Thursday, November 16, 2017

Ashville, North Carolina - I never thought of it as a pit stop...


Our whole road trip's schedule got messed up on day two, by a rutting deer leaping into the passenger side of our car in a suicidal frenzy.  Fortunately, we were unhurt and the car was still operable so we carried on with the vacation despite our trauma.

We still had from 2:00 - 5:00 pm in Ashville last Sunday, which happened to be the weekend of Studio Stroll in the River Arts District.  There were many more than 50+ artists.  This sign was just for one of many warehouses filled with studios in the district.
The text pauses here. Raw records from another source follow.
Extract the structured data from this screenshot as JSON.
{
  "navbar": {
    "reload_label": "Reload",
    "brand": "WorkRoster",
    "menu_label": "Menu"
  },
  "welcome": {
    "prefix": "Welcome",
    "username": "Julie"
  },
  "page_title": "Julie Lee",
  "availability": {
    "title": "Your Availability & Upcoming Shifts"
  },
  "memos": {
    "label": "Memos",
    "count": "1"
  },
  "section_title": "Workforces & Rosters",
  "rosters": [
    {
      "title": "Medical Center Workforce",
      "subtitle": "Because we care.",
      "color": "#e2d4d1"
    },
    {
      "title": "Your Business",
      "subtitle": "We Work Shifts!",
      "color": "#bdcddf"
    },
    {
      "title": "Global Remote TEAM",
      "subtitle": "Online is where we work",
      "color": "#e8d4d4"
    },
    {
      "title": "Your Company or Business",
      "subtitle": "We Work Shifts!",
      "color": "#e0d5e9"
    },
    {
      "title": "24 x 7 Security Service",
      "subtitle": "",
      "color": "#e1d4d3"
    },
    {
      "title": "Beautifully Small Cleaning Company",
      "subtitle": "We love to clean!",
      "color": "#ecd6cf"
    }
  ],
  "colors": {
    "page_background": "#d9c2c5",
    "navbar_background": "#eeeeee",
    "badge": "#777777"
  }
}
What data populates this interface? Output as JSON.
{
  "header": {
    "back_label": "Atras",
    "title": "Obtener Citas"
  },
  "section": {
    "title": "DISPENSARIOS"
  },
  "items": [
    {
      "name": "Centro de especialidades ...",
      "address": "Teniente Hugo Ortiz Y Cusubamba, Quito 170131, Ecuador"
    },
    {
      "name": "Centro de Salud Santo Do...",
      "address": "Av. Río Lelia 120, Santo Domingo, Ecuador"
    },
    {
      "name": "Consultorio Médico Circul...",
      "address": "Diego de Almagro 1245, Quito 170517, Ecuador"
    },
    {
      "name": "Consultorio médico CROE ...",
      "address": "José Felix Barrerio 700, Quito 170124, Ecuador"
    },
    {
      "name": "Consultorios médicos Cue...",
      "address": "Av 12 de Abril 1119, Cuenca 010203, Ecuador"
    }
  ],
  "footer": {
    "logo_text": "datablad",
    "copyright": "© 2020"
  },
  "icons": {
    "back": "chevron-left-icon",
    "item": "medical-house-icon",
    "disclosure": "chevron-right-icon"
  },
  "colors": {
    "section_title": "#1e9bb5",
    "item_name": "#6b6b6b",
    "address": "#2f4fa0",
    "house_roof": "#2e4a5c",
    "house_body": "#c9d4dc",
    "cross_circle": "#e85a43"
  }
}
Artists were demonstrating their techniques:


It is always exciting for me to see other artists work spaces, especially when it is a medium I don't work in myself, like this glass and mosaic artist:


I met Lynn Bregman Blass who is a fellow former Californian, and is also a psychotherapist as well as artist.  I was very taken with her work, including http://visualhistorycollaborative.com/, as well as her encaustics.


Here she is amidst an installation hanging from the very high ceiling in her studio, made from "scraps" from the visual history project.  We have much in common, including knowing that sometimes the "scraps" are the best part.

There was also an exhibit of vintage theater posters, of which this was my favorite:


I only made it to a portion of River Walk, but enough that I got the flavor.  A lot of folks were out enjoying the stroll:


Fortunately, there was also time to get to Blue Spiral I Gallery in the downtown arts district, a large gallery with museum quality work.  I could have easily spent much more time there, but they kicked us out at closing.


This was a very poignant exhibit, portraits of the faculty of this legendary experimental college that was founded in 1933 and closed in 1957.  

Robert Rauschenberg:


Helen Frankenthaler:


Willem De Kooning:

Cy Twombly:


Robert Motherwell:


It was an entire wall of these 12" x 12" portraits. (There wasn't time to take more photos because of the gallery's closing.)  Seeing all their faces together made a deep impression.  Intellectually I had known they were all at Black Mountain over the years, including John Cage, Merce Cunningham, et al.  But seeing their portraits in that location, in the beauty and isolation of the mountains, made it alive and real and brought them present.  

It may have only been a pit stop, not as long as I would have liked to be in Ashville.  But seeing the wall of portraits of the Black Mountain College faculty was a connection with the real Ashville, a reminder of why Ashville is such a mecca for all the arts today.  With that, it was time to get on the road again.